Gewisse Hoffnungen knüpfen die Verbände am Hochrhein auch an die Politik. „Das Regierungsprogramm der Landesregierung stimmt uns zuversichtlich. Da wird noch einiges passieren“, ist sich Thomas Wartner sicher.
Doch vor allem bedürfe es an Unterstützung des Bundes und des Landes bei Dingen wie Digitalisierung, der Gestaltung von Innenstädten oder schlicht für die Aktivitäten der Gewerbevereine: „Eine Pauschale für Events und Aktionen täte gerade in der jetzigen Situation dringend Not“, so Wartner.

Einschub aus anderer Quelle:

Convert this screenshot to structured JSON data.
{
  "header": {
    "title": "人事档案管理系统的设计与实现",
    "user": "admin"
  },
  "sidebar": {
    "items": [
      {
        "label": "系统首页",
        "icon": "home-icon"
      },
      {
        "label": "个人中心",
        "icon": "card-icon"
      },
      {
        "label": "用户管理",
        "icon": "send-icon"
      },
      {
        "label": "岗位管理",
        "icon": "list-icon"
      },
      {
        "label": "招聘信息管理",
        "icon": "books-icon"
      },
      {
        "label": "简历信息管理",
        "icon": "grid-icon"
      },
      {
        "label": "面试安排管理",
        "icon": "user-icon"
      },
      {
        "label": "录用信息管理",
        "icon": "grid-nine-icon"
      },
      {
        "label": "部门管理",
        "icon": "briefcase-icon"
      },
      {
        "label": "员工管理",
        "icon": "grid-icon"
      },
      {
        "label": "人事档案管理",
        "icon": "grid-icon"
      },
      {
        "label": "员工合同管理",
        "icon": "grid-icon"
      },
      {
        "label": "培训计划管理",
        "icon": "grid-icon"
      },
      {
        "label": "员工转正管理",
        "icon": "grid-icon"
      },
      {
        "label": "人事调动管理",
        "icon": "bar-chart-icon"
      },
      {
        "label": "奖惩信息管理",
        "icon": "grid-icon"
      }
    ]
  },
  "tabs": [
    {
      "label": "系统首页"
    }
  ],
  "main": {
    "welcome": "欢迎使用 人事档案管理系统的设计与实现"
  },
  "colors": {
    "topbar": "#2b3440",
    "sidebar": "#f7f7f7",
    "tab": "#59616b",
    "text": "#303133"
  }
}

Darüber hinaus erwartet aber zum Beispiel Niels Bosley auch ein gewisses Entgegenkommen staatlicher Stellen, wenn es um städtebauliche Maßnahmen gehe – oder eben um Fördermittel, die die Weiterentwicklung der Innenstädte unterstützen.
Politik: Austausch und Konsens erzielen
In diesem Zusammenhang zeigen sich auch der Waldshuter Landrat Martin Kistler wie auch die Abgeordnete Rita Schwarzelühr-Sutter zuversichtlich. Die Region verfüge über gute Ausgangsbedingungen und noch dränge die Zeit nicht.
Nun gelte es – gerade auch im Austausch mit möglich vielen Stellen und auf Basis eines gesellschaftlichen Konsens‘ – Pläne zu entwickeln wie die Attraktivität der Innenstädte erhalten und zukunftsfähig gemacht werden könne. Wie lassen sich neue Konzepte integrieren? Wie lassen sich zusätzliche Angebote schaffen? Wie lassen sich gesellschaftliche und kulturelle Treffpunkte etablieren? Das sind nach Schwarzelühr-Sutters Einschätzung Fragen, die beantwortet werden müssten, wolle man gute Perspektiven bieten und verhindern, dass die Städte in der Region in ähnlichem Maße ausbluten, wie es in anderen Teilen des Landes bereits geschehen sei.